7:45 AM, school bus came whizzing past our home, ,the same as it does every year on the first day of school. This year was different though. Not because we were still in our pajamas, or that we hadn't even had breakfast yet, but something deeper inside was different.
Different in me.
A few moments later my husband had caught me looking at Facebook. " I wouldn't look at FB today if I were you" was his response. I replied, "No, it's fine. I'm happy. I am really happy." His instruction was thoughtful and made sense had it been a year ago, but this year was different.
I was different.
Instead of seeing the school bus go by and wondering if I had made the right decision; I barely noticed the bus. Instead of looking and almost drooling over friends pictures of their kids' first day of school; I felt nothing but happiness for them and happiness for us!

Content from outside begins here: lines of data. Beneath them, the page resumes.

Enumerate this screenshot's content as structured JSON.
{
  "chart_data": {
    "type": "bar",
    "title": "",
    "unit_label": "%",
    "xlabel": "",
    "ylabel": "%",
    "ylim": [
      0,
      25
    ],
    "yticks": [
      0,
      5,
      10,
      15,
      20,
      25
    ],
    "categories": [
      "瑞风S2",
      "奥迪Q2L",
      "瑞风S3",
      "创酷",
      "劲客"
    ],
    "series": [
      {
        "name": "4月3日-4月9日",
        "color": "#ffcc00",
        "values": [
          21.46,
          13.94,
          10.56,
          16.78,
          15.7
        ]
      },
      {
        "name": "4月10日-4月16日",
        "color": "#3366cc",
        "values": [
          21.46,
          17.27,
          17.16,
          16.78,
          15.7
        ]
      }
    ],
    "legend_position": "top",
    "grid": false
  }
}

This year I was happy to have my kids home, with all my heart. Happy to not be rushing to get breakfast down the kids bellies, fighting with my oldest daughter to wake and get dressed, and getting everyone in the car just to drive a few miles to drop them off.
I was content, happy.
What changed in me in just one short year, I don't know for sure but I know it was God's doing. Homeschooling isn't for every family, not everyone is called to it, but I know God called our family to this journey. After today, I am even more confident in that.
Last year, as much as I might have thought it or said it, I don't believe I had given in completely to His plan for me and schooling my children. I still had that desire deep down to just send them to school and take the easy way out and not do what He had called me to do! His plan is always perfect, but His plan is never easy.
Over this last year, the Lord has lead me to all the right home school articles, blogs, conferences etc to make me prepared for where I am today. He has given me joy in homeschooling. He has given me peace and relaxation in homeschooling (something I didn't have at all last year). But most of all He has given me LOVE for His plan, not the world's.
So as we enjoy our last few weeks of summer (we will start school after Labor Day), I will be happy for my friends whose children have started school but I will also be happy for us and God's plan for our life.
Is there anything that God has called you to do that you just haven't completely given in to?